RLC policy also called for the pilot to conduct a safety briefing — including a discussion of the use of safety belts and flotation equipment and a mention of the location of survival equipment.
“Both the pilot and passengers were required to wear personal flotation devices during all phases of overwater flight,” the report said. “Most companies who employ RLC for charter purposes provide water survival and helicopter underwater egress training to their employees before they participate in overwater operations. The swimming ability of the pilot and passengers was not determined.”
The pilot and two passengers were found wearing personal flotation devices; however, the passengers’ devices had not been inflated. The two other passengers were not wearing flotation devices, but the report said that two devices were found at the accident site that “showed signatures consistent with use. One had been partially inflated and the second had been entirely inflated.”
All of the personal flotation devices had been inspected less than three weeks before the accident, on Nov. 24, 2008.

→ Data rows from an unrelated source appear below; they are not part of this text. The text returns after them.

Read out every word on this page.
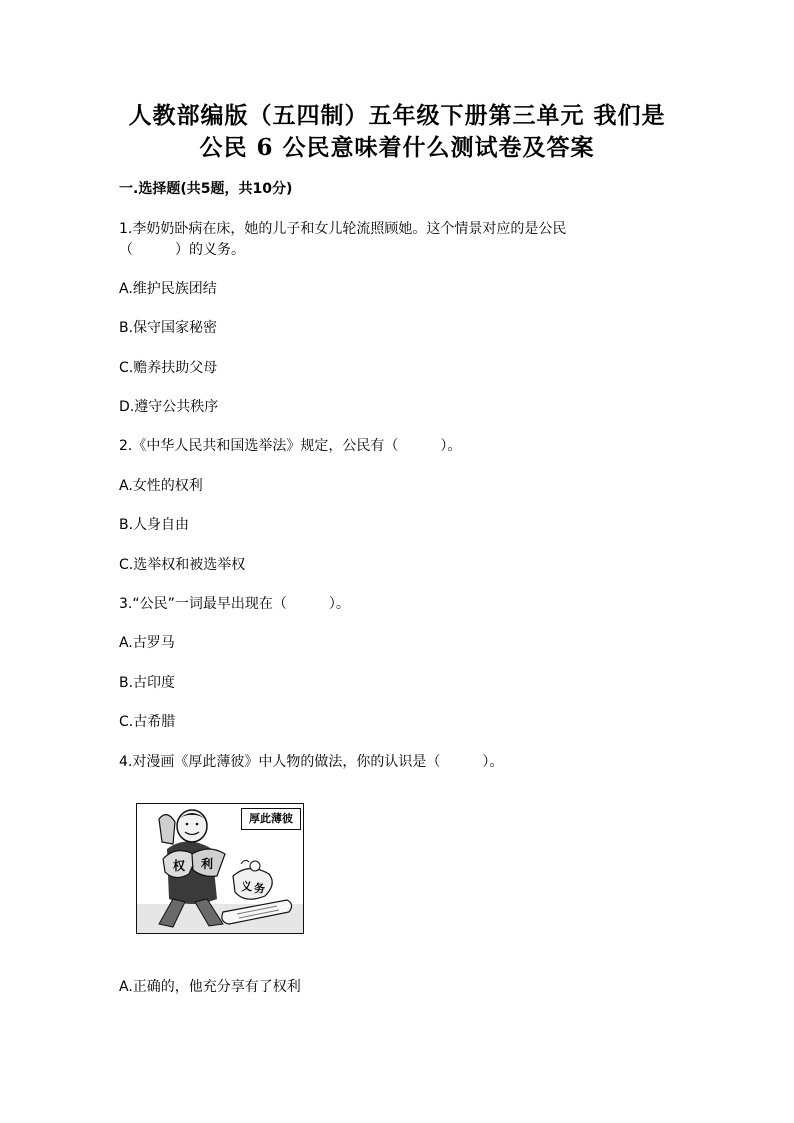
人教部编版（五四制）五年级下册第三单元 我们是
公民 6 公民意味着什么测试卷及答案
一.选择题(共5题，共10分)
1.李奶奶卧病在床，她的儿子和女儿轮流照顾她。这个情景对应的是公民
（　　　）的义务。
A.维护民族团结
B.保守国家秘密
C.赡养扶助父母
D.遵守公共秩序
2.《中华人民共和国选举法》规定，公民有（　　　）。
A.女性的权利
B.人身自由
C.选举权和被选举权
3.“公民”一词最早出现在（　　　）。
A.古罗马
B.古印度
C.古希腊
4.对漫画《厚此薄彼》中人物的做法，你的认识是（　　　）。
权 利
义 务
厚此薄彼
A.正确的，他充分享有了权利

Investigators could not determine whether the delay in contacting the Coast Guard “contributed to the severity of injuries” of the crash victims, the report said.
This article is based on NTSB accident report No. CEN09FA086 and accompanying public docket material.
Note
- The “I’m safe” checklist asks pilots to evaluate themselves for symptoms of illness, stress and fatigue and for the presence of medication or alcohol in their systems, and to determine whether they have eaten enough healthy food to be adequately nourished for a flight.